八辆马车的车轮被步兵们用木板垫着从雪坑里撬了出来,一辆接一辆地排上了官道。
四百多个俘虏被串在马车和坦克之间,在雪地里深一脚浅一脚地往前挪。
走得慢的,后面的步兵用刺刀尖往大腿上一戳,血沁出来就走快了。
队伍在风雪里拉得很长,走了大约一个时辰,应天府的城墙轮廓出现在视野里。
赵香云一边开车一边回头看了一眼那条人链。
“将军,杜充把厢军扔出来当消耗品,说明他自己的主力一个没动。加上那三百女真骑兵,城里的战力比预想的还完整。”
“我知道。”李锐靠在座椅上,军大衣的领子竖起来挡风。“所以才要快。等他把壕沟挖完,再从北面调来更多女真骑兵,那就不是三万发子弹能解决的了。”
“什么时候动。”
“等子弹入库,清点完毕,明天一早走。”
吉普车驶过应天府的城门洞。
守城的步兵看到车队回来,齐刷刷立正敬礼。
赵香云把车停在衙门废墟旁边。
李锐跳下车,走到第一辆马车旁边。
张虎带着两个步兵撬开一个木箱的盖子。
黄澄澄的复装子弹整整齐齐地码在里面,油纸包着,每一排都用木隔板分开。
李锐伸手从箱子里抓出一把子弹,放在手掌里掂了掂。
沉甸甸的。
每一颗都是老赵和那帮铁匠一发一发手工压出来的,弹壳擦得锃亮,底火的铜帽压得严丝合缝。

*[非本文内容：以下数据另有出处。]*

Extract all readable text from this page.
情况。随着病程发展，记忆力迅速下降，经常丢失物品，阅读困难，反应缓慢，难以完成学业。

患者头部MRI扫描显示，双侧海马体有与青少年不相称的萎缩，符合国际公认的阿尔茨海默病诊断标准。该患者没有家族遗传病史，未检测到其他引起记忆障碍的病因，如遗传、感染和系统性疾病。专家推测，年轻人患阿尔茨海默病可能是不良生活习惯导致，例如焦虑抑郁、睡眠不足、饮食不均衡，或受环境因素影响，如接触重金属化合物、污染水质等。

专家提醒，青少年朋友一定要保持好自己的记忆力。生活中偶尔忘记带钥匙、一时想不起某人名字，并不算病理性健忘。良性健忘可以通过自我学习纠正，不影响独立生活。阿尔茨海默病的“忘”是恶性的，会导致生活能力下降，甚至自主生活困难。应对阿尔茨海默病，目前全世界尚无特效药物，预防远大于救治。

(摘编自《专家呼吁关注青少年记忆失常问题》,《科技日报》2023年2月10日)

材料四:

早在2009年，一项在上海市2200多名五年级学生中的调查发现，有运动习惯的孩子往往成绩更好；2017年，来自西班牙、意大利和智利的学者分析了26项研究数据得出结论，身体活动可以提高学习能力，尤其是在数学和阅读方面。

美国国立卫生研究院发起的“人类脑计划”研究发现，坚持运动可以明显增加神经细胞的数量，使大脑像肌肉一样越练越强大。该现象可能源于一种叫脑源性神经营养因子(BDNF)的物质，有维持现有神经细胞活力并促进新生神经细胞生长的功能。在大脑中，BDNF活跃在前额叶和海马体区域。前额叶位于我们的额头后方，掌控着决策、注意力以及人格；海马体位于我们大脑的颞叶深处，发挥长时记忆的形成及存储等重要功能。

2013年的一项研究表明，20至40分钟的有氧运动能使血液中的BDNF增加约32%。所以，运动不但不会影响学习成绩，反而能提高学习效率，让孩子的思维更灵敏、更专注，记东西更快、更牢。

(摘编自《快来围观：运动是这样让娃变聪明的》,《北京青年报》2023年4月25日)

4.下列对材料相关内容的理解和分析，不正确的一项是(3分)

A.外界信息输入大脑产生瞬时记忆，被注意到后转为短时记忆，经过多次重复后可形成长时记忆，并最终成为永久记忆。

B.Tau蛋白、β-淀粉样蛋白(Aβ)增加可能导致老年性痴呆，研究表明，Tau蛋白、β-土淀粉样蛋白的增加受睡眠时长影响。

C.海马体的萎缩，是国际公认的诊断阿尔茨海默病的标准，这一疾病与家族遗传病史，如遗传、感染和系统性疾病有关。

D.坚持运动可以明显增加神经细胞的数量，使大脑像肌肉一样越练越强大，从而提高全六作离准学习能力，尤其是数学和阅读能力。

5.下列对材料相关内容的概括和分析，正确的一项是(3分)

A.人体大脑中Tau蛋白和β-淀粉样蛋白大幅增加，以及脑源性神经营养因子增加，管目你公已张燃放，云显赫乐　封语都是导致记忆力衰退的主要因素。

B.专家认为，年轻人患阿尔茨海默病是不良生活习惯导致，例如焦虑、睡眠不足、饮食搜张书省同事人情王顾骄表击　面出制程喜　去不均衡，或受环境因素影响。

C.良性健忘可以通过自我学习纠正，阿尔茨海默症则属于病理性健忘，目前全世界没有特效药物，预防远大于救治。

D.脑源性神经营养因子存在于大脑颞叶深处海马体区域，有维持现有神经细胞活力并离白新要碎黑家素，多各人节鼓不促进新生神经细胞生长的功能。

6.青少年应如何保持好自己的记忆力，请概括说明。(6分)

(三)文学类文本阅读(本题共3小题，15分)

他把子弹塞进步枪弹匣里,拉动枪栓,对着衙门废墟旁边一截断墙扣了一发。
砰。
子弹把砖墙打了个拳头大的洞。
没有哑弹。
“入库。”李锐把步枪挎回肩上。“一箱一箱清点,一发都不能少。”
步兵们喊着号子把木箱从马车上卸下来,一箱箱搬进衙门后院的库房里。
赵香云拿着清单站在库房门口勾画。
“三万发,全部到齐。”她合上羊皮记事册。“加上前线剩余的不到三万发,总共可用弹药约六万发。”
“六万发。”李锐算了一下。“够了。”
赵香云刚要开口说什么,帐篷那边传来一阵急促的脚步声。
一个通信兵跑过来,手里攥着一张炭笔短笺。
“将军,李狼的军用通讯器传回了信号!”
李锐接过短笺。
短笺上只有简短的几行字,是通信兵根据断续语音记录下来的。
他看完之后,脸色沉了下来。
赵香云凑过来看了一眼。
“杜充那些壕沟,比陈三说的还要阴。”李锐把短笺递给她。
短笺上李狼的汇报只有三句话。
壕沟底部有暗层,猛火油坑覆土伪装。
土墙后有床弩阵地,射界覆盖壕沟正面通道。
女真骑兵驻扎在城北校场,马匹约三百。